One hundred years ago today Prince Scipone Borchese of Italy won a 8,000 mile race from Peking to Paris. It is hard for me to even picture them having a race like this when the automobile was in its infantacy. Through mountains, deserts, vast deserted lands, no gas stations, no 24 hour restaurants, no bathrooms. I take it back about gas stations…they had fuel taken to certain points by camel so they could fill-up.
The race was well covered for its time period and apparently there were some books written at the time and hundreds of pictures taken. The car he used was a 45 horsepower Itala. They produced cars from 1904 to 1934, with time out to produce airplane engines during the first World War. It was sold to none other than Fiat in 1935. The official race had been cancelled because of the forty entrants only five cars showed up. Those five wanted to take it on anyway without any backup. There were no rules in the race, except that the first car to Paris would win the prize of a magnum of Mumm champagne. A tradition that is carried on in racing to this day.
In 2005 a four-part documentary series entitled Peking to Paris using only five similar cars to the original bunch and traveling on the original route.
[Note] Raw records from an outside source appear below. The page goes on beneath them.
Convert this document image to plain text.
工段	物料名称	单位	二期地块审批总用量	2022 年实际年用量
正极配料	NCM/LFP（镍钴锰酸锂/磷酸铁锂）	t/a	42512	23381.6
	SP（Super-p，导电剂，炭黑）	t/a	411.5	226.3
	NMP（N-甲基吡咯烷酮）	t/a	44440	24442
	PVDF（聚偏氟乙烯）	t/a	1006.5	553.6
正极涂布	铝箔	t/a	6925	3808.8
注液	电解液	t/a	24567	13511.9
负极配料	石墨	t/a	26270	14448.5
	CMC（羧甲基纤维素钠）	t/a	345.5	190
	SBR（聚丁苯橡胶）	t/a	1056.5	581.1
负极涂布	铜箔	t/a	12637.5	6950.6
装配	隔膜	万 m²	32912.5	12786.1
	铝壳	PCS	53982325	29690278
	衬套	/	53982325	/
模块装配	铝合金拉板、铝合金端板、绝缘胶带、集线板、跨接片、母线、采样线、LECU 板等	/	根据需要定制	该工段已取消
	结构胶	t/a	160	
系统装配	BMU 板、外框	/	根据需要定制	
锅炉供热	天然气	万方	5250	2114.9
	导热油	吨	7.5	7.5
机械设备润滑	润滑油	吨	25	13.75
In May of this year they decided to have race/rally/whatever open to the public for a healthy sum of money and five weeks of your time. Can’t escape rules and regulations this time. It will also be a documentary. 134 cars, for 35 days, including two 1907 Itala the winning marque in 1907. Starting at some point along the Great Wall of China, through the Gobi Desert, Outer Mongolia, Siberia, Kazakhstan, Russia, Latvia, Lithuania, Poland, Germany and France. It was divided into 3 classes, 20’s and earlier, 30-40’s, 50-60’s.